Il Presidente Patrone vedrà il Primo Ministro giordano, Jafar Hassan, e incontrerà il Ministro della Pianificazione e della Cooperazione Internazionale e Governatore della BERS, Zeina Toukan, il Ministro delle Risorse Idriche, Raed M. Abu Soud, il Ministro dell’Energia e delle Risorse Minerarie, Saleh Al-Kharabsheh, e l’Amministratore Delegato di NEPCO Sofian Al-Bataineh,
Durante la sua visita, firmerà due protocolli d’intesa volti a rafforzare la sicurezza energetica e idrica in Giordania.
Terrà inoltre delle tavole rotonde con i rappresentanti del mondo imprenditoriale per ottenere informazioni di prima mano sulle loro priorità immediate e su come la Banca possa fornire un supporto mirato.
Prima della sua visita, il vicepresidente Patrone ha dichiarato: “Questa visita sottolinea l’importanza strategica della Giordania e il nostro fermo impegno a sostenere la sua economia e i suoi settori chiave in un contesto di crescente instabilità nella regione.
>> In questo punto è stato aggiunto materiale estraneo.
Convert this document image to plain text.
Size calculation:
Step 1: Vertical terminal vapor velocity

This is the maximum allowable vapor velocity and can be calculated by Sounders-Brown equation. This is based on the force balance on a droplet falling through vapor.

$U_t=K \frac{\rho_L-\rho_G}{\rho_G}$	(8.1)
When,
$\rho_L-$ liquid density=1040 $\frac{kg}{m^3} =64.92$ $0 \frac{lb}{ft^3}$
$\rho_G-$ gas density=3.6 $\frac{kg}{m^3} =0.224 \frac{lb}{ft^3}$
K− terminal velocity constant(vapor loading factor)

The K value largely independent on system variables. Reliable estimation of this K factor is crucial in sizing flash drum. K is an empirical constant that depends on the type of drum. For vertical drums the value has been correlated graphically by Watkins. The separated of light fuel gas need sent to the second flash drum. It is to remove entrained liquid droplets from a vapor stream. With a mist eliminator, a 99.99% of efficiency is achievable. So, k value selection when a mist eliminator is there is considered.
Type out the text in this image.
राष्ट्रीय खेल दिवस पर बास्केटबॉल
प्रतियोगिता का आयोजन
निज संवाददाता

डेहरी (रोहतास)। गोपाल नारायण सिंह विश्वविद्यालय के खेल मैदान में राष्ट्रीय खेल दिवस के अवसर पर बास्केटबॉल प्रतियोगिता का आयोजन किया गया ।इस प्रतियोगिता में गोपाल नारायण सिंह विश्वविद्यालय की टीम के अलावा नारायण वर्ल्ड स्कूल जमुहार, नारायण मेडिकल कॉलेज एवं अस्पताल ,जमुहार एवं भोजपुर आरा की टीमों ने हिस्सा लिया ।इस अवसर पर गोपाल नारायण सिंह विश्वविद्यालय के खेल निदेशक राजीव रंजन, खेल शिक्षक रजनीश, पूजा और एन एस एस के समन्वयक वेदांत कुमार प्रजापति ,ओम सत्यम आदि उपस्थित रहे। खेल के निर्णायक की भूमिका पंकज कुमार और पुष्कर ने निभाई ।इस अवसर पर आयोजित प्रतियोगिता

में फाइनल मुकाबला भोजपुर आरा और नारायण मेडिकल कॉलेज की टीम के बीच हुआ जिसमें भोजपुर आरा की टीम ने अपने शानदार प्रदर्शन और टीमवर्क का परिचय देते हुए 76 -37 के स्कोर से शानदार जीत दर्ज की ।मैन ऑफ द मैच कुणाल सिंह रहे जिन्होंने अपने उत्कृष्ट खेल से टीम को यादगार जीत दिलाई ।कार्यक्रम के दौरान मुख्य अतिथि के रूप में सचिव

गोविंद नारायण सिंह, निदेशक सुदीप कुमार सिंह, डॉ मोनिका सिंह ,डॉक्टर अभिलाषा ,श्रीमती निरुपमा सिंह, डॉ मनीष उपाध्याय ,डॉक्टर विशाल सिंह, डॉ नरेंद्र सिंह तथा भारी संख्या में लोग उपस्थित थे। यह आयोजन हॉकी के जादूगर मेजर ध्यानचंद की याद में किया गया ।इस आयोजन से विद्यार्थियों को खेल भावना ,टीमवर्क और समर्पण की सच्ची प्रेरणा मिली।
Il nostro pensiero va a tutte le comunità colpite dal conflitto nella regione. Auspichiamo sinceramente un cessate il fuoco duraturo che possa aprire la strada alla diplomazia, alla stabilità e alla ripresa”.
All’inizio di questo mese, la BERS ha lanciato un pacchetto di aiuti regionali per la risposta al conflitto. La Banca mira a stanziare 5 miliardi di euro nel 2026 per sostenere le economie direttamente colpite dalla guerra in Medio Oriente, tra cui Iraq , Giordania, Libano , Cisgiordania e Gaza , nonché un gruppo di paesi limitrofi come Egitto , Turchia , Armenia e Azerbaigian .
Dal suo ingresso in Giordania nel 2012, la BERS ha erogato oltre 2,2 miliardi di euro di finanziamenti attraverso 84 progetti, a sostegno del settore energetico, delle infrastrutture critiche, del settore bancario e di aziende di ogni dimensione, con il 73% di tali fondi destinato al settore privato. Nel 2025, la Banca ha più che raddoppiato il numero di nuovi progetti nel Paese rispetto al 2024 e ha erogato oltre 200 milioni di euro (in gran parte al settore privato), mobilitando al contempo quasi 110 milioni di euro di finanziamenti da altri soggetti.